In cow commercials one does not see the vermin; ticks, flies and other parasites that inhabit the dairy along with the bovines. Keeping the cows disease free is quite the never ending chore; a constant worry and headache for the farmer. Speaking of which, the dairy farmers are also conspicuously absent from said commercials, or if present, are never shown slogging around in ankle deep mud in spring or slipping on the ice and snow in 10 degree weather in winter.

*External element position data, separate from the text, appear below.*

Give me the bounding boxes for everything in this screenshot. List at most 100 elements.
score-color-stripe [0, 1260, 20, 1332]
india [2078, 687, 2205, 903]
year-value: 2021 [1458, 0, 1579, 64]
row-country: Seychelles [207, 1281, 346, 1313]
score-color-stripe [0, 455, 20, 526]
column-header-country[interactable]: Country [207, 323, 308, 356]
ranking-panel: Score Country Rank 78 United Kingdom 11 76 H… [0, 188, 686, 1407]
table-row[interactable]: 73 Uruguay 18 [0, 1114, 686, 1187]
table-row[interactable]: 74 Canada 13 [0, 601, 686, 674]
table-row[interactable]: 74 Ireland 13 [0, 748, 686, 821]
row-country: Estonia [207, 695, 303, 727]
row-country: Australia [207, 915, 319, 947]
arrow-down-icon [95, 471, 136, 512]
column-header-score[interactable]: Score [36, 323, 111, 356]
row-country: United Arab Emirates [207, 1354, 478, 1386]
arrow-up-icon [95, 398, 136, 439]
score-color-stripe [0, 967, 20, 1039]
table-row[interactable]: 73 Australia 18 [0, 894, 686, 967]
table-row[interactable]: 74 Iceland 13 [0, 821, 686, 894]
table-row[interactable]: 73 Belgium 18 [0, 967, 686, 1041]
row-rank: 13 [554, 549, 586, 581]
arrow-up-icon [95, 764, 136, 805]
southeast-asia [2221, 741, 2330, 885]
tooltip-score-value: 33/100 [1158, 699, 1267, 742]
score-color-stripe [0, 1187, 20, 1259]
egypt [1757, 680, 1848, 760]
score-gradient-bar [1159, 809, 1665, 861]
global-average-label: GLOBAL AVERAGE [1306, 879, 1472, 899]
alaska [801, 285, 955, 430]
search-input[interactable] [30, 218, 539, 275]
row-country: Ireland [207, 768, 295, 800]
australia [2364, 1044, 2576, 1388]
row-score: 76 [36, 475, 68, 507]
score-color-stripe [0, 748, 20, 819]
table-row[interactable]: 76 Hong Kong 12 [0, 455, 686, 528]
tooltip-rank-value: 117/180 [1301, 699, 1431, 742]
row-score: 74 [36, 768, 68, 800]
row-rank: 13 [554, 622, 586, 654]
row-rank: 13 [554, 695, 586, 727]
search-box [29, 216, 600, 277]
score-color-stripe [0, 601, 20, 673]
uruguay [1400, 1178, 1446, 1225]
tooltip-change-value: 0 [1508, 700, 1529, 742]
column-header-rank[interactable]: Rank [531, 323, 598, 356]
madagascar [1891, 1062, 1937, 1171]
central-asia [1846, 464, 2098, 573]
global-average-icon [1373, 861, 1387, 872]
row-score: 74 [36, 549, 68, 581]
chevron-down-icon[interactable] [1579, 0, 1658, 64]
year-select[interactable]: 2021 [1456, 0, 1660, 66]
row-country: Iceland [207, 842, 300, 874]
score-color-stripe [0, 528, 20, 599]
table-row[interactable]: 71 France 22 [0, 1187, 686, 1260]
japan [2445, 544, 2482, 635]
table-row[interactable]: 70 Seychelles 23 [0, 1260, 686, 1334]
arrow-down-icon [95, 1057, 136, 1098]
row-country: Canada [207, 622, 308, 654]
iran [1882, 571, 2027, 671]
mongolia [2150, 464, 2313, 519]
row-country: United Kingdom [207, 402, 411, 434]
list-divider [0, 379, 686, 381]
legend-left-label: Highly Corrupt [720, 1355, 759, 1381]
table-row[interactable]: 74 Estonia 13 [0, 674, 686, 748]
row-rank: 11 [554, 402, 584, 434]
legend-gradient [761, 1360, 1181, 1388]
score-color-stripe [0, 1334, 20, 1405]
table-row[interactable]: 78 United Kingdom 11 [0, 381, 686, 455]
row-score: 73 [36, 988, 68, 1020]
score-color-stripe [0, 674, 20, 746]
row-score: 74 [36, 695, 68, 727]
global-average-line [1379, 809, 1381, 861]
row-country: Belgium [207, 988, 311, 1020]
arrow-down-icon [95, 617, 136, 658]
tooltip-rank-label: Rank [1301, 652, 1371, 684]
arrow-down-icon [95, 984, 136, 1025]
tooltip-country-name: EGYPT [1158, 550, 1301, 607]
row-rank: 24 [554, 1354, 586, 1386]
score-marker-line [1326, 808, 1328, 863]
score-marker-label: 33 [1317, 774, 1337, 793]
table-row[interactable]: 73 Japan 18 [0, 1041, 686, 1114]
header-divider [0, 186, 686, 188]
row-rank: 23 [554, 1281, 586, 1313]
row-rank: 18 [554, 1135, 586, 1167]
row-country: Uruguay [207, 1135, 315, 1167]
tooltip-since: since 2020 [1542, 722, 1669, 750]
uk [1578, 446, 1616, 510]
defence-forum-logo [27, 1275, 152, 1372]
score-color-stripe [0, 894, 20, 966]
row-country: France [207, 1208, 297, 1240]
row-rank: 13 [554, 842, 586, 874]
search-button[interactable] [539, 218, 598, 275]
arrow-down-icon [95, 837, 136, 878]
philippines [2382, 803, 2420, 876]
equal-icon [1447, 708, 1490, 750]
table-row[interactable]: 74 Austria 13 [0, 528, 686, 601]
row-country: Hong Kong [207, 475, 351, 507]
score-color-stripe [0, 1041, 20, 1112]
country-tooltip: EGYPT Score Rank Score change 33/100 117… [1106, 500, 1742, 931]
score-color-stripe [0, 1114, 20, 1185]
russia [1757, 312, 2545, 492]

Once past such things however there are certainly fun tradeoffs in dairy farming. For one thing you are your own boss; you may lead a rigorous life, but there is no one standing over your shoulder harping about customer service or productivity. There is a certain magic at 5 in the morning when the moon is full and the owls are querying into the early morning air. At 2 in the afternoon when it’s 105 degrees outside you can jolly well go take a dip in the river and there is none to say you nay. Oh, yes, the calves and their knock-kneed charm. There is no escaping the fact that the calves are the most exasperating and fun element of dairy farming. It is less than charming to get slobbered on by them, but watching their capers it is easy to fall under their spell of fun and carefree joy. I dont' want to ruin my blog on calves, so I will leave it at that.